Agivano a cavallo del confine di Stato, tra Lugano e la provincia di Como. Erano una decina, in gran parte Ticinesi, ma con la “compagnia” anche di un nostro prode concittadino, di appena 17 anni che, all’epoca dei fatti contestati (parliamo di rapine, estorsioni, droga, lesioni, danneggiamenti, armi e ricettazioni) di primavere ne aveva addirittura 15. Si atteggiavano da gang di periferia, ma alle spalle – pare – avevano anche famiglie della ricca borghesia residenti da una parte e dall’altra del Confine. Non persone emarginate dalla società, dunque, ma protagoniste in una sorta di gioco di ruolo dove a dominare era il più forte e a soccombere il più debole, individuato soprattutto in compagni di classe più volte presi di mira.

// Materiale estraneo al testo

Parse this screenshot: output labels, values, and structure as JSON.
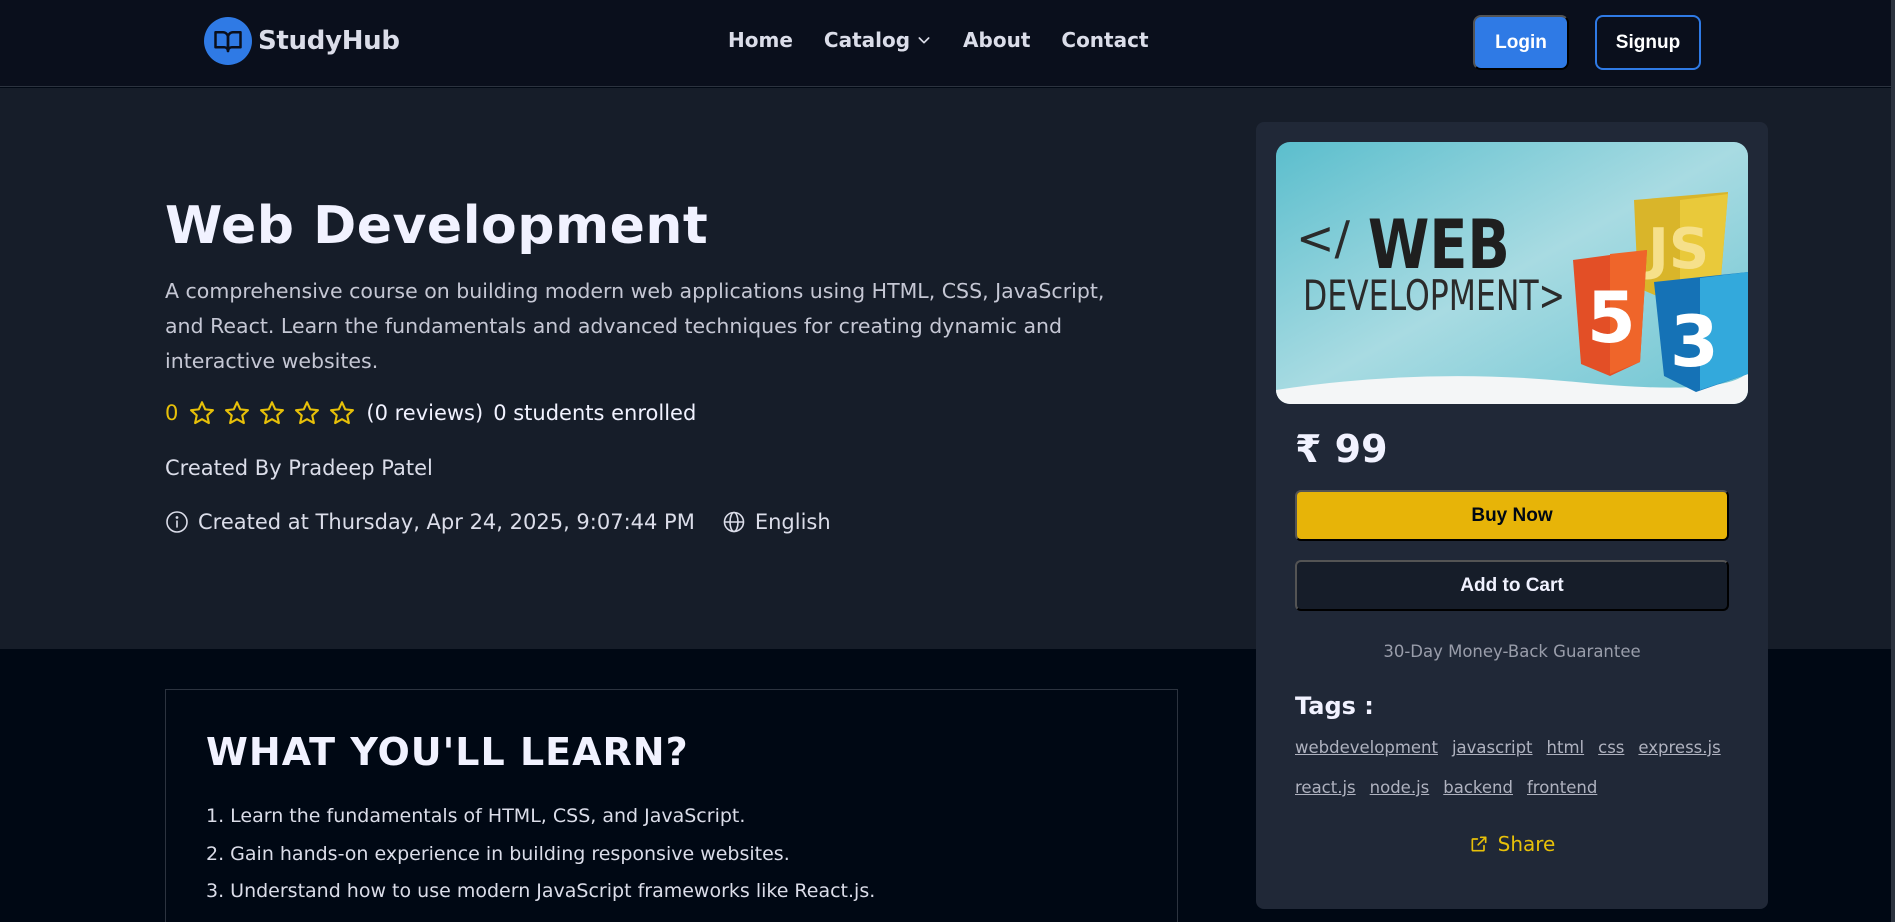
{
  "navbar": {
    "brand": "StudyHub",
    "links": [
      "Home",
      "Catalog",
      "About",
      "Contact"
    ],
    "login_label": "Login",
    "signup_label": "Signup"
  },
  "course": {
    "title": "Web Development",
    "description": "A comprehensive course on building modern web applications using HTML, CSS, JavaScript, and React. Learn the fundamentals and advanced techniques for creating dynamic and interactive websites.",
    "rating": "0",
    "stars_filled": 0,
    "stars_total": 5,
    "reviews": "(0 reviews)",
    "enrolled": "0 students enrolled",
    "created_by": "Created By Pradeep Patel",
    "created_at": "Created at Thursday, Apr 24, 2025, 9:07:44 PM",
    "language": "English"
  },
  "learn": {
    "title": "WHAT YOU'LL LEARN?",
    "items": [
      "1.  Learn the fundamentals of HTML, CSS, and JavaScript.",
      "2.  Gain hands-on experience in building responsive websites.",
      "3.  Understand how to use modern JavaScript frameworks like React.js."
    ]
  },
  "card": {
    "thumbnail_text": {
      "slash": "</",
      "web": "WEB",
      "development": "DEVELOPMENT>",
      "html_badge": "5",
      "js_badge": "JS",
      "css_badge": "3"
    },
    "price": "₹ 99",
    "buy_label": "Buy Now",
    "cart_label": "Add to Cart",
    "guarantee": "30-Day Money-Back Guarantee",
    "tags_title": "Tags :",
    "tags": [
      "webdevelopment",
      "javascript",
      "html",
      "css",
      "express.js",
      "react.js",
      "node.js",
      "backend",
      "frontend"
    ],
    "share_label": "Share"
  },
  "colors": {
    "accent_blue": "#2f7ae5",
    "accent_yellow": "#e7b408",
    "card_bg": "#202837",
    "hero_bg": "#161d29"
  },
  "icons": [
    "book-open-icon",
    "chevron-down-icon",
    "star-icon",
    "info-icon",
    "globe-icon",
    "share-icon"
  ]
}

In un caso, addirittura, il pestaggio era stato ripreso e pubblicato su un noto canale social. Il branco è stato però individuato e denunciato dai carabinieri dalla parte italiana del confine, e dalle autorità ticinesi per la giustizia elvetica. Nelle scorse ore, il ragazzino italiano è finito di fronte al giudice dei Minori di Milano. In questi casi, quando i reati vengono commessi sia da una parte sia dall’altra del confine, tocca alle procure di residenza processare gli indagati. E il 17enne è dunque comparso davanti ai giudici per “spiegare” il proprio ruolo in una lunga serie di contestazioni: il ragazzo è accusato di droga (per la cessione di marijuana ad una ventina di persone, fatto avvenuto nel Comasco), di ricettazione (di orologi di lusso) e del possesso di un coltello con una lama di 20 centimetri (fatti anche questi riscontrati dai carabinieri) ma è anche accusato del pestaggio di un coetaneo avvenuto a Lugano (quando la vittima fu addirittura costretta a scappare dal retro di un ristorante), della rapina di una catenina d’oro, del danneggiamento di una decina di capi firmati e di altre vessazioni in danno delle vittime della baby gang di cui faceva parte.

Una banda che agiva in Italia ma anche in Ticino. Il 17enne verrà ora sottoposto ad una relazione psicologica per valutarne l’idoneità o meno alla messa alla prova. Le parti si ritroveranno in aula in dicembre. Il resto della banda invece verrà perseguita dalle autorità elvetiche.